Why we can’t be happy enough though global inequality is falling
November 17, 2017
If you are penniless and it is still not time to have your monthly pay, if you do not know whether you can have holidays abroad this year, if you want a new smartphone, but it is definitely too expensive, go here: http://www.globalrichlist.com/ Put your wage in, or your net wealth (remember the rent you get from your grandmother’s small flat, or the dividends of your stocks), and see. You’ll see that, whatever your status, you are in the higher decile of the global wealth. Scroll the page down, and you can see your hourly pay. You can also see the hourly pay of a Zimbabwean – 0.44 euros.
Happier? You are richer than expected, now you know that. But you learned also that global inequality is greater than you ever thought. There is more. The Zimbabwean getting 0.44 euros per hour is likely to be richer than her parents, or grandparents. Surely, today on average Chinese and Indians are better off. If someone gained from globalization, these people surely did. Globalization brought about a global middle class – allowing decent lives to a greater number of people. But globalization had two further consequences – unexpected as well. First, the old middle class (the middle class of industrial West, whose rise traces back to XVIII century) is worse off, i.e. it is rather poorer. Second, a tiny minority of super-rich is richer.
The huge extent of global inequality and the increase of the absolute wealth of the poorest may be surprising, but compensate each other. By contrast, it is difficult to grasp and assess the two other consequences of globalization. If you read this, you probably belong to the West middle class. This may explain why your reaction to the fact that the global poor is better-off is not pure happiness – but it is more likely a sense of guilt, added to your uneasiness for not being able to afford some material joy you think deserved. Indeed, what matters to our sense of living a decent lives may not be a global comparison. Possibly, more local reference is what matters more. See what Adam Smith wrote two centuries ago:
[…] a linen shirt, for example, is, strictly speaking, not a necessary of life. The Greeks and Romans lived, I suppose, very comfortably, though they had no linen. But in the present times, through the greater part of Europe, a creditable day-labourer would be ashamed to appear in public without a linen shirt, the want of which would be supposed to denote that disgraceful degree of poverty, which, it is presumed, nobody can well fall into without extreme bad conduct. Custom. in the same manner, has rendered leather shoes a necessary of life in England. The poorest creditable person, of either sex, would be ashamed to appear in public without them.

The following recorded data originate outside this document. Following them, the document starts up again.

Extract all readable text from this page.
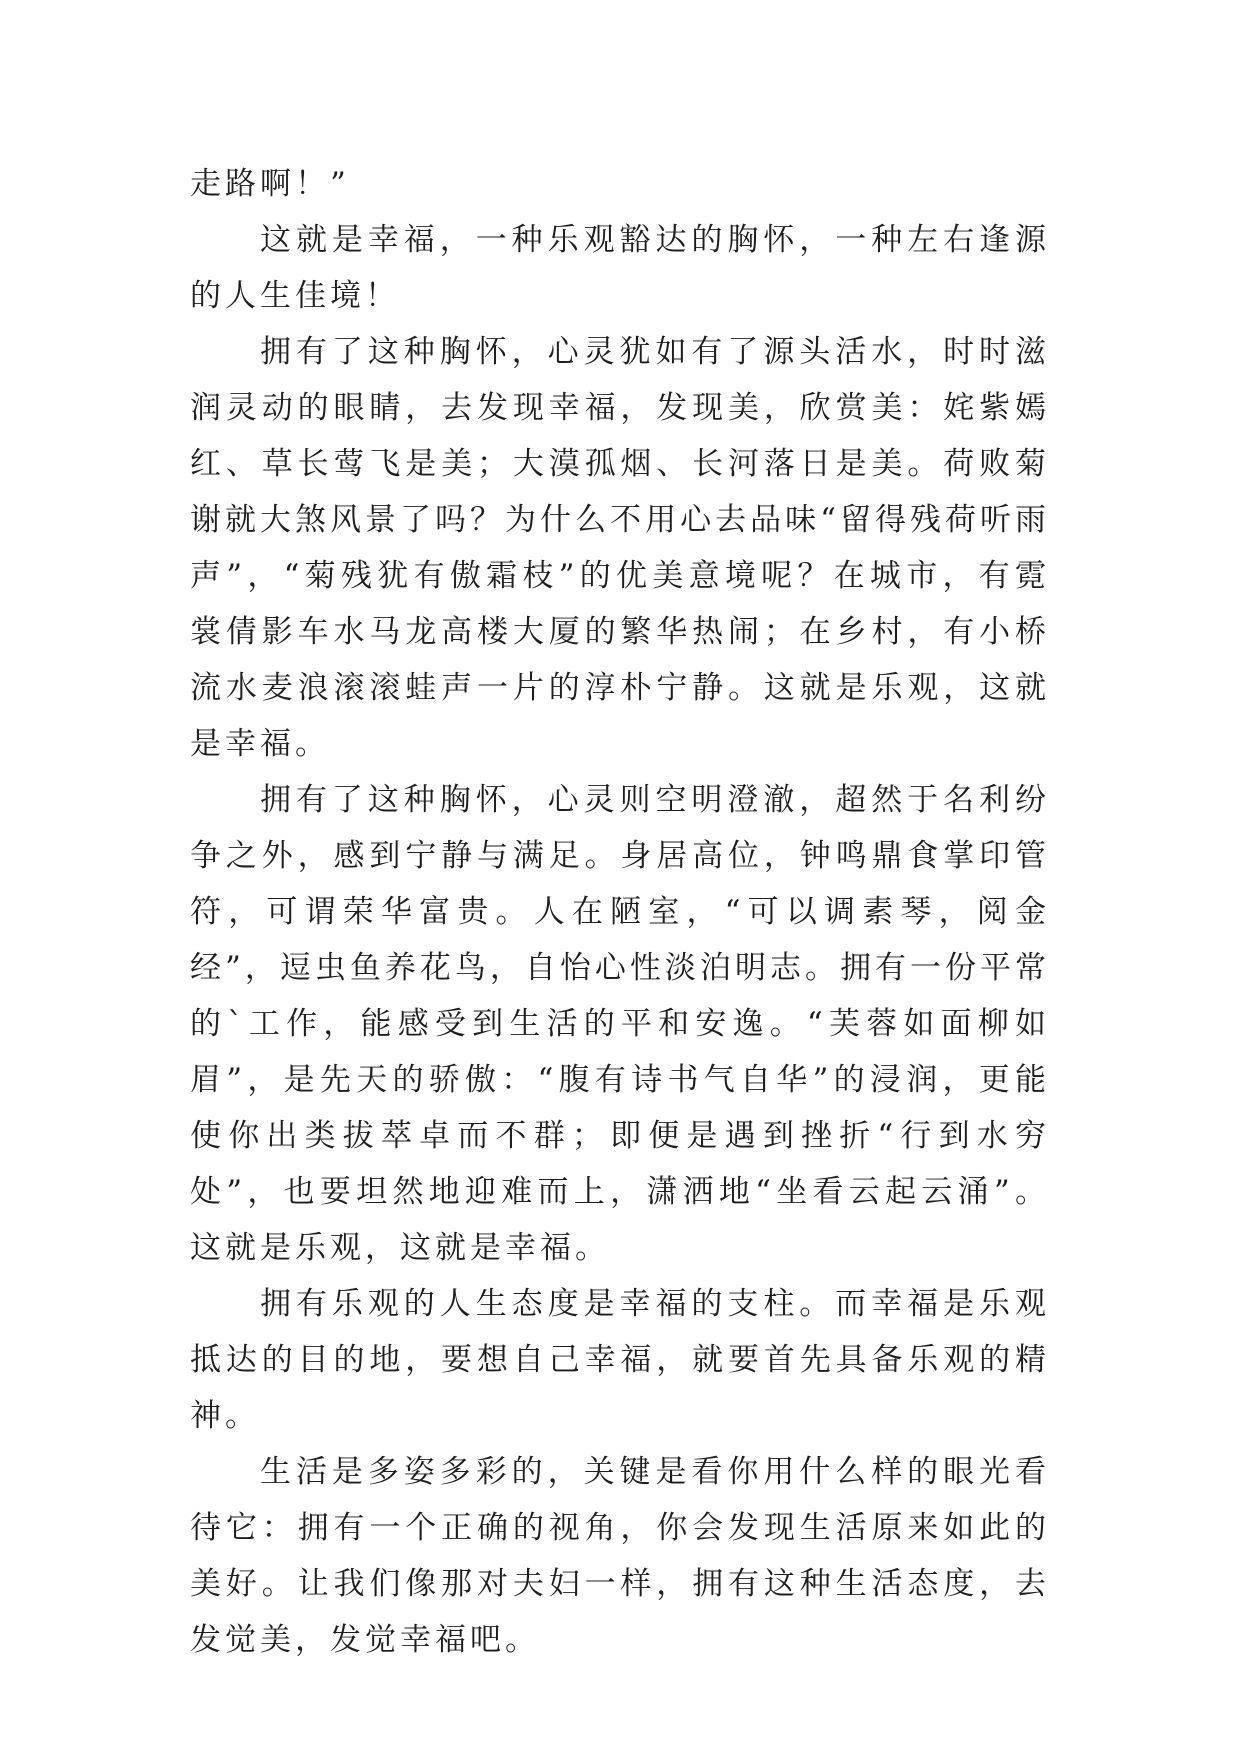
走路啊！”

这就是幸福，一种乐观豁达的胸怀，一种左右逢源的人生佳境！

拥有了这种胸怀，心灵犹如有了源头活水，时时滋润灵动的眼睛，去发现幸福，发现美，欣赏美：姹紫嫣红、草长莺飞是美；大漠孤烟、长河落日是美。荷败菊谢就大煞风景了吗？为什么不用心去品味“留得残荷听雨声”，“菊残犹有傲霜枝”的优美意境呢？在城市，有霓裳倩影车水马龙高楼大厦的繁华热闹；在乡村，有小桥流水麦浪滚滚蛙声一片的淳朴宁静。这就是乐观，这就是幸福。

拥有了这种胸怀，心灵则空明澄澈，超然于名利纷争之外，感到宁静与满足。身居高位，钟鸣鼎食掌印管符，可谓荣华富贵。人在陋室，“可以调素琴，阅金经”，逗虫鱼养花鸟，自怡心性淡泊明志。拥有一份平常的`工作，能感受到生活的平和安逸。“芙蓉如面柳如眉”，是先天的骄傲：“腹有诗书气自华”的浸润，更能使你出类拔萃卓而不群；即便是遇到挫折“行到水穷处”，也要坦然地迎难而上，潇洒地“坐看云起云涌”。这就是乐观，这就是幸福。

拥有乐观的人生态度是幸福的支柱。而幸福是乐观抵达的目的地，要想自己幸福，就要首先具备乐观的精神。

生活是多姿多彩的，关键是看你用什么样的眼光看待它：拥有一个正确的视角，你会发现生活原来如此的美好。让我们像那对夫妇一样，拥有这种生活态度，去发觉美，发觉幸福吧。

For similar reasons, you will probably be upset more by the extremely luxurious life of a tiny number of billionaires than by the extreme poverty of billions of human beings.
We can have scientific data on inequality since a relatively short time, since when the power of new computers could deal with them, and fiscal laws allowed new knowledge of private wealth. There is recent scholarship on this. Piketty’s Capital in the XXI Century brought the topic to a wide audience. The recent work by B. Milanovic, now translated by LUISS University Press, contains the picture I started with.

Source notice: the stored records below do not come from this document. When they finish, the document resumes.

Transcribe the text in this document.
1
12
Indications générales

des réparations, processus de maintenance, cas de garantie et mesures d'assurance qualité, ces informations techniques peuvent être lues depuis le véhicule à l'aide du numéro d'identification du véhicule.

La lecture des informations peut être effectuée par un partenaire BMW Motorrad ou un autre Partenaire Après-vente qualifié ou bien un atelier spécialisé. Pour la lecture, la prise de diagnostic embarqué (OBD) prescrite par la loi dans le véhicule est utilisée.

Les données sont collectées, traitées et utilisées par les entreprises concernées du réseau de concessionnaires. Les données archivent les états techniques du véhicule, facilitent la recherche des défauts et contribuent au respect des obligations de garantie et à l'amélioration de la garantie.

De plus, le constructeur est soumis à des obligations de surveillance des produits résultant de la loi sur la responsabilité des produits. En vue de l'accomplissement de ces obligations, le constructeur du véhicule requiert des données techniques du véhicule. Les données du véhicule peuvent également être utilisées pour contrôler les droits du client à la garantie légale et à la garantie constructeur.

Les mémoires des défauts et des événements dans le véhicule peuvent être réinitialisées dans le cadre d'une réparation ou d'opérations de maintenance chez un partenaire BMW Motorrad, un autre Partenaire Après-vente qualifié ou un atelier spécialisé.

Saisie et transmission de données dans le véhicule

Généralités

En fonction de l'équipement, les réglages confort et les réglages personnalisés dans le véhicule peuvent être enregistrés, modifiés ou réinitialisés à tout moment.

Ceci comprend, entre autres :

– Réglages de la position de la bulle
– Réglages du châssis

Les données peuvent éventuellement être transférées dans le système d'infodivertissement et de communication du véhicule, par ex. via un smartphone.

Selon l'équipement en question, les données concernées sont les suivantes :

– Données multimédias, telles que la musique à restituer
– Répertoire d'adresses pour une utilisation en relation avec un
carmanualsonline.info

Data are helpful, but moral qualms remain. If we are concerned with inequality, we should be happy – many people today are better off. Inequality amounts to two facts. First, some people are worse off than others. Second, the number of the worse-offs is greater than the number of the better-offs. Globalization made the worse-offs better, and increased the number of people living a decent life. The global middle class is wider than the Western middle class. The former’s gains largely compensate the latter’s losses. And the gains for a small bunch of super rich do not matter.
Still, we are unhappy. Even for the most altruists among us, an improvement in the lives of the global poor does not compensate a decrease in our life conditions. And the luxuries of super-riches make us angry. Possibly, Smith was right. The moral relevance of inequality is a local issue. Perhaps, equality is a very sophisticated form of social envy.